In morte di Cesare Maestri

Cesare Maestri
È morto ieri un uomo di parola.
Era già un grandissimo quando nel gennaio del 1959 tentò la scalata al Grido di Pietra, la montagna più difficile del mondo, quell’ago sottile che sfida il cielo tra le vette edeniche della Patagonia, ricoperto da ghiaccio infido e sovrastato da un fungo sommitale di neve, portata dal vento oceanico, così bello a vederlo dal basso, come una nuvola di zucchero filato, così bastardo da arrampicarci sopra.
Nel suo palmares aveva la Nord della Ovest e della Grande di Lavaredo, il Gran Capucin, il Campanile Basso, l’Aiguille du Midi e il pilastro del Dru: nomi da far tremare i polsi. E li ridiscende pure, naturalmente. Non solo perché, come amava dire lui, “l’alpinista migliore è quello che diventa vecchio”, e come tutti sappiamo la scalata non finisce in cima, ma quando ti togli gli scarponi sulla terraferma, diciamo così. No: perché Cesare Maestri amava arrampicare e disarrampicare, aveva il talento dell’incosciente che scendeva come un ragnetto, non calandosi in corda doppia ma procedendo a ritroso.
Da giovane ho provato ad attaccare in salita la via sulla parete della Roda di Vael che lui ha percorso in discesa: non ce l’ho fatta. Si dirà che io ero e sono un alpinista della domenica, e questo è vero. Si dica che Maestri era un genio. Punto.
Quando nell’estate australe del ’59 attacca il Cerro Torre Cesare è già un nome. Lo accompagna Toni Egger, e li coordina dal campo base Cesarino Fava.
Arrivano in cima ma poi, nel traverso in discesa sul nevaio triangolare, una valanga staccatasi dal fungo sommitale aveva trascinato via il povero Egger – i suoi resti vennero trovati nel Natale del ‘74 da una spedizione diretta al Cerro Stanhardt – e la macchina fotografica.
Mentre gli uomini piangono la morte di Egger, le malelingue ironizzano sulla macchina fotografica.
La montagna è un mondo a parte, lo ammetto, dove ci si saluta incontrandosi sul sentiero dandosi del tu, dove si condivide la borraccia e la fatica, ci si spela le dita delle mani e vengono i calli sui piedi per il solo gusto della conquista. Non della cima, ma di sé stessi.
La montagna è il luogo delle persone di parola. I Giuda temono la fatica, e li riconosci dallo sguardo mellifluo e dal sorriso sempre stampato e sempre viscido.
Quando un montanaro ti dice che ha visto un capriolo, ha visto un capriolo.
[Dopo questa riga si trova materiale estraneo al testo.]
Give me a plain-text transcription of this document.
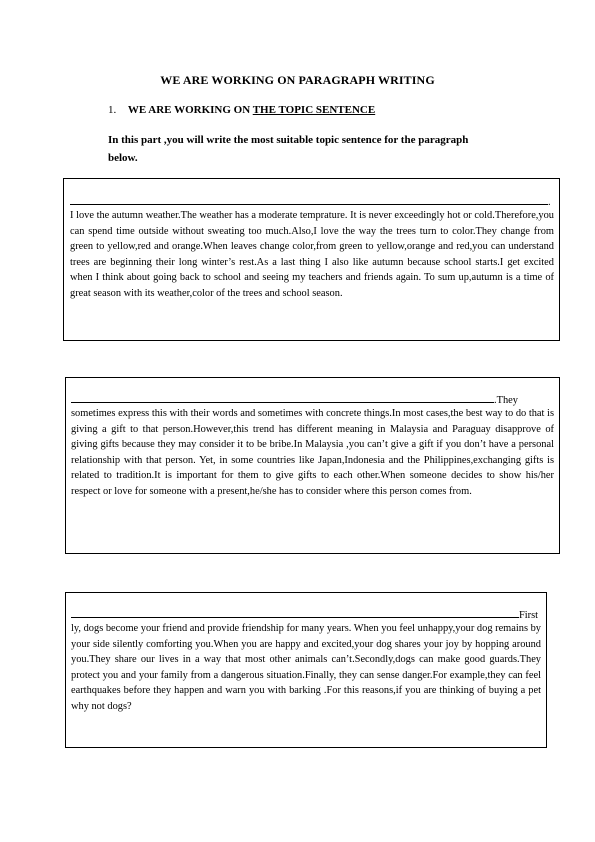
WE ARE WORKING ON PARAGRAPH WRITING
1. WE ARE WORKING ON THE TOPIC SENTENCE
In this part ,you will write the most suitable topic sentence for the paragraph
below.
.

I love the autumn weather.The weather has a moderate temprature. It is never exceedingly hot or cold.Therefore,you can spend time outside without sweating too much.Also,I love the way the trees turn to color.They change from green to yellow,red and orange.When leaves change color,from green to yellow,orange and red,you can understand trees are beginning their long winter’s rest.As a last thing I also like autumn because school starts.I get excited when I think about going back to school and seeing my teachers and friends again. To sum up,autumn is a time of great season with its weather,color of the trees and school season.

.They

sometimes express this with their words and sometimes with concrete things.In most cases,the best way to do that is giving a gift to that person.However,this trend has different meaning in Malaysia and Paraguay disapprove of giving gifts because they may consider it to be bribe.In Malaysia ,you can’t give a gift if you don’t have a personal relationship with that person. Yet, in some countries like Japan,Indonesia and the Philippines,exchanging gifts is related to tradition.It is important for them to give gifts to each other.When someone decides to show his/her respect or love for someone with a present,he/she has to consider where this person comes from.

First

ly, dogs become your friend and provide friendship for many years. When you feel unhappy,your dog remains by your side silently comforting you.When you are happy and excited,your dog shares your joy by hopping around you.They share our lives in a way that most other animals can’t.Secondly,dogs can make good guards.They protect you and your family from a dangerous situation.Finally, they can sense danger.For example,they can feel earthquakes before they happen and warn you with barking .For this reasons,if you are thinking of buying a pet why not dogs?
Quando un rifugista ti dice che l’indomani pioverà, pioverà. Quando una guida ti dice che lì la roccia è friabile, fria. Quando un alpinista ti dice che è arrivato in cima, è arrivato.
La montagna non è (non era) di chi se la tira.
Maestri combatté per tutta la vita che gli rimaneva contro il dubbio che non fosse davvero arrivato in cima al Torre. E quando ci riprovò, testardamente, anni dopo, portandosi addirittura un compressore e un martello pneumatico per piantare i chiodi nella roccia, la protesta rabbiosa non era contro la montagna.
Erano al funerale di Armando Aste quando Cesare, alla presenza di Cesarino Fava e di Romano Perego abbracciava Gildo Airoldi, piangendo e singhiozzando: “Ti giuro che ce l’ho fatta”. Forse sono nomi che ai più non dicono niente: cercateli su Google e mettete insieme le cime che questi uomini hanno scalato. Oppure cercateli tra i nostri paesi: Gildo c’è ancora, e mi onora della sua amicizia. E quando io gli ho stretto le mani ho sentito la forza di ogni parete che aveva vinto. No vinto: ricevuto in dono.
Non si può mentire a chi si è spellato le dita come te, perché ti legge negli occhi.
Tra uomini non si mente.
È morto ieri un uomo sincero, di parola.